Chá para azia: melhores opções, benefícios e como preparar

16 de maio, 2022

A sensação de queimação na boca do estômago é conhecida popularmente como azia. Geralmente, ela surge em pessoas que sofrem com gastrite, refluxo ou após o consumo de refeições muito pesadas. Além disso, ela pode vir seguida de enjoos e vômitos. Uma forma de aliviar os sintomas e acalmar o incômodo é por meio da preparação de um chá para azia. Por isso, a nutricionista Adriana Stavro pontua quais são os melhores chás para a condição e como prepará-los.

Acima de tudo, vale entender que cada bebida atua de forma distinta no organismo. A profissional se baseia nos estudos existentes que explicam os benefícios de determinados tipos de chá para aliviar os sintomas da azia. De acordo com ela, a ação da bebida no trato gastrointestinal auxilia na digestão, na absorção dos nutrientes e na melhora a microbiota intestinal.
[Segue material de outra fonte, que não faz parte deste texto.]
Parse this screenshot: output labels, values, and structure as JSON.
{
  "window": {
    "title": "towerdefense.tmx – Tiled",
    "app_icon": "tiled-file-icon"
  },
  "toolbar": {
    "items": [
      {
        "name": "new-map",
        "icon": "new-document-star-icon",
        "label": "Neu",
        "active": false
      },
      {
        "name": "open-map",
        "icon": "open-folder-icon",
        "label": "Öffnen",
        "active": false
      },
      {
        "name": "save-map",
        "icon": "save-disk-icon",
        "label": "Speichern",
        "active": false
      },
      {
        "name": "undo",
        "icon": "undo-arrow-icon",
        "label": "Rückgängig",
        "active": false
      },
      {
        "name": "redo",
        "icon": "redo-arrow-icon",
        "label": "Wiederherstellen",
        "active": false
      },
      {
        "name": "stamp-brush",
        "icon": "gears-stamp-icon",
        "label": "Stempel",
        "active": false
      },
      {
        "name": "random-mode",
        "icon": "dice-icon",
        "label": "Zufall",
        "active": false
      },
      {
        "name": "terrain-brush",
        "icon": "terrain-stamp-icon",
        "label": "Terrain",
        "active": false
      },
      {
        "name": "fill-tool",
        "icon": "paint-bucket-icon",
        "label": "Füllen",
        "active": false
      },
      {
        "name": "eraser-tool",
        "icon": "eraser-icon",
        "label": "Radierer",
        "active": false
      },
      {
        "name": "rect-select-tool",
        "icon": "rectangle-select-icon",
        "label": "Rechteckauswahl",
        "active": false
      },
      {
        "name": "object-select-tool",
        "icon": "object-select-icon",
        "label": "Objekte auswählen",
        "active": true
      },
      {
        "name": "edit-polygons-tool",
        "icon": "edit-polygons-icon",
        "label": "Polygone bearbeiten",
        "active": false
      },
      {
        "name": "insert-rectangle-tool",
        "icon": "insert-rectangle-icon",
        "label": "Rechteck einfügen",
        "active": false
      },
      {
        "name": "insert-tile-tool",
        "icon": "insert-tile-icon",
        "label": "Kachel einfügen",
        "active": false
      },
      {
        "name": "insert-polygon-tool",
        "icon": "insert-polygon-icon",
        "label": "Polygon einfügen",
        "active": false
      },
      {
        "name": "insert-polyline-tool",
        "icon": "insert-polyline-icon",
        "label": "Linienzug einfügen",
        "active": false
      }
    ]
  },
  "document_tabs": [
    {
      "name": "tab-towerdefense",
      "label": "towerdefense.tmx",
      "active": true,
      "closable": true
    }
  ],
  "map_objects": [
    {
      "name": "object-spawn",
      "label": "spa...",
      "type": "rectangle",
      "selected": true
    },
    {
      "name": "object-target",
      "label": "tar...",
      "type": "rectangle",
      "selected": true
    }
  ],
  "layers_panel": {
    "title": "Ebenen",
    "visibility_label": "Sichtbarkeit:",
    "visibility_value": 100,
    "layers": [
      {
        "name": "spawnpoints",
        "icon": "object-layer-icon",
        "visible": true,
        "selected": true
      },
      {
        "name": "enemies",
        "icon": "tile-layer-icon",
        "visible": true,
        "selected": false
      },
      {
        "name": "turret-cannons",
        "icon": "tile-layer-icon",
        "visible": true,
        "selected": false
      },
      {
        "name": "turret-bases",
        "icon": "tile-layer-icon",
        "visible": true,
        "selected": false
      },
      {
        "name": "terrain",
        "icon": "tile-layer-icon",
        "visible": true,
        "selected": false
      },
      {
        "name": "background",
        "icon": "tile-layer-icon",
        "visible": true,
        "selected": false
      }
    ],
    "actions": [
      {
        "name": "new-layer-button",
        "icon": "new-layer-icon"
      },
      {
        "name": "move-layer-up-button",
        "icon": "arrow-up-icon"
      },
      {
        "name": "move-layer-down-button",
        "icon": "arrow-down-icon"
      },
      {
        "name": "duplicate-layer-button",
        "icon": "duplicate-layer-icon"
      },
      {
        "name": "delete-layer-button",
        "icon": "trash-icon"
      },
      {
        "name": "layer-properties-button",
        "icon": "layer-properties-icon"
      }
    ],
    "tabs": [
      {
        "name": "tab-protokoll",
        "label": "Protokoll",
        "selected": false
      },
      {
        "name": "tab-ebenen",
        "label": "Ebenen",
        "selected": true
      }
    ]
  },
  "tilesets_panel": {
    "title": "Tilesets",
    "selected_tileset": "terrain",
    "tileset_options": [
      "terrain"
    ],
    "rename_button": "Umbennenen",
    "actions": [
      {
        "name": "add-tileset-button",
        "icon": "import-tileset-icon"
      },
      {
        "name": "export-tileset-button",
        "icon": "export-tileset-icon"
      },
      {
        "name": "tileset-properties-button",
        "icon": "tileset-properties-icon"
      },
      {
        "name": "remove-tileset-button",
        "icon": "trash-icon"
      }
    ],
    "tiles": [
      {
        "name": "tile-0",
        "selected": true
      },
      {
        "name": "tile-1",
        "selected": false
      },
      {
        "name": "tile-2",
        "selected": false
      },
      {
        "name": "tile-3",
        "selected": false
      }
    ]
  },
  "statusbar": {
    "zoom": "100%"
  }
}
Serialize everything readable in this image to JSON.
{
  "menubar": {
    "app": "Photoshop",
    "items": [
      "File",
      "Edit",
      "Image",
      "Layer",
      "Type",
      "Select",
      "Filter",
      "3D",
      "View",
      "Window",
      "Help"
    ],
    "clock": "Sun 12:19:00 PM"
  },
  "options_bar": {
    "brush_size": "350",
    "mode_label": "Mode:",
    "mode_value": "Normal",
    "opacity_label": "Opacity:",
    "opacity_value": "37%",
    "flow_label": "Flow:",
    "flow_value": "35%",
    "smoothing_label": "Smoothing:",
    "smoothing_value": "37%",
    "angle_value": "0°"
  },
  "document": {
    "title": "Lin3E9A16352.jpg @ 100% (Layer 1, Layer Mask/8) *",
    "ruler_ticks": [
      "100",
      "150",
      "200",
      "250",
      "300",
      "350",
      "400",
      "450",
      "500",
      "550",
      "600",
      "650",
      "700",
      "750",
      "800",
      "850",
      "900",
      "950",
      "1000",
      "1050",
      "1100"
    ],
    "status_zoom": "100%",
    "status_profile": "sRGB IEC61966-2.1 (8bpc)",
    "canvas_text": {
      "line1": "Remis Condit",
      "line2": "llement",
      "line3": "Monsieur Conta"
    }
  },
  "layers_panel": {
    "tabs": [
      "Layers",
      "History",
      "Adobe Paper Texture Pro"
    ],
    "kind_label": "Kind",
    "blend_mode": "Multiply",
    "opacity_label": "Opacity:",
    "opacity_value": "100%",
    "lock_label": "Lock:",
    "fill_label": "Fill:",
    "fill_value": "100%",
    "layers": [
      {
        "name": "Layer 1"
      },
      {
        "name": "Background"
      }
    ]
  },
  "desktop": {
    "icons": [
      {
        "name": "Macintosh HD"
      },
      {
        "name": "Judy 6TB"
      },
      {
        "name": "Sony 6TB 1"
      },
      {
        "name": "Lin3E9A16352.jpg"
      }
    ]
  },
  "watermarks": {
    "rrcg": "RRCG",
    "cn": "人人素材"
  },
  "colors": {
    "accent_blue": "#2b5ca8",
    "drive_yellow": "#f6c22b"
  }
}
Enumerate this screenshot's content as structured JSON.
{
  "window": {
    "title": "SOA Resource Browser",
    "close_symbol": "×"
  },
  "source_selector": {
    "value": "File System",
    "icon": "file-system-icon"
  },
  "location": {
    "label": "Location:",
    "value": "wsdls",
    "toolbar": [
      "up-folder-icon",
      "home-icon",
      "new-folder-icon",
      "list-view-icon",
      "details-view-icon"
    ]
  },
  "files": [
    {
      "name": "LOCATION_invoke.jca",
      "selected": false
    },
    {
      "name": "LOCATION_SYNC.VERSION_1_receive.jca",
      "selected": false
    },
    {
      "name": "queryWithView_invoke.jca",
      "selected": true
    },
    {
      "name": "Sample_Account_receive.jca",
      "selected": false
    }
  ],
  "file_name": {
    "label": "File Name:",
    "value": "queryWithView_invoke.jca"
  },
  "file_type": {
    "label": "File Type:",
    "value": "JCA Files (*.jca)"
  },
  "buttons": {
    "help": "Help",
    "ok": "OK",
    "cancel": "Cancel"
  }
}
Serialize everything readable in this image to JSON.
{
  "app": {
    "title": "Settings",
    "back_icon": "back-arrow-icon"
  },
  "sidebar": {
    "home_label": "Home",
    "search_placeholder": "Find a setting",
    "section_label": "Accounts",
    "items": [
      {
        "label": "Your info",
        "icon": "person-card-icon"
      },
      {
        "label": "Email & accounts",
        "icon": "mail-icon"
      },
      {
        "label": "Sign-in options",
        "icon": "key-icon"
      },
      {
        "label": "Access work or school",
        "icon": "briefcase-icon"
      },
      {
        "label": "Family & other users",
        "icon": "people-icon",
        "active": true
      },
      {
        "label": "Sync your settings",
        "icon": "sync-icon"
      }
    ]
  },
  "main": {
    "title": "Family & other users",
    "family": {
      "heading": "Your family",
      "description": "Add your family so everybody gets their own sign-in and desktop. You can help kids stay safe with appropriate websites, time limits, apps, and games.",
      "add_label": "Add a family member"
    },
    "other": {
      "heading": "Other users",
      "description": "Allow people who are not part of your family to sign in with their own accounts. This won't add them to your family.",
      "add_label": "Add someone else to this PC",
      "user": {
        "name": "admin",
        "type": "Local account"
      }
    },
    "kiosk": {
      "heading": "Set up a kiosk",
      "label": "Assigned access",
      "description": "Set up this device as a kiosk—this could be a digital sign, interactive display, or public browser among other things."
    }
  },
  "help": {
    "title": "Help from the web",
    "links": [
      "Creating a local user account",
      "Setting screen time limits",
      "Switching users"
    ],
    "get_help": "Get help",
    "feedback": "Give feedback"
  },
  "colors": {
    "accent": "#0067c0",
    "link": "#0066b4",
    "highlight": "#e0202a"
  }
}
Em segundo lugar, ela aponta “a ação das propriedades do chá após absorção sistêmica, atuando na estimulação do catabolismo no fígado, no músculo e no tecido adiposo”.

Melhores chás para azia

Chá para azia: gengibre

O chá de gengibre é considerado um dos melhores para o alivio da azia. Isso porque ele possui propriedades anti-inflamatórias que colaboram para a diminuição da irritação do estômago. Além disso, ele ajuda a aliviar as náuseas que podem surgir durante as crises.

Funcho (erva-doce)

“A erva-doce tem propriedades antibacteriana, antifúngica e anti-inflamatória, que reduzem a inflamação e o inchaço causadas pelo refluxo ácido”, explica Adriana.

Chá para azia: camomila

O chá de camomila é um dos mais completos. Além de ser ótimo contra tosse e refluxo, ele também funciona bem para o alívio da azia. “Assim como o gengibre, a camomila também possui propriedades anti-inflamatórias. Esse ativo natural ajuda em problemas digestivos, refluxo e azia”, pontua.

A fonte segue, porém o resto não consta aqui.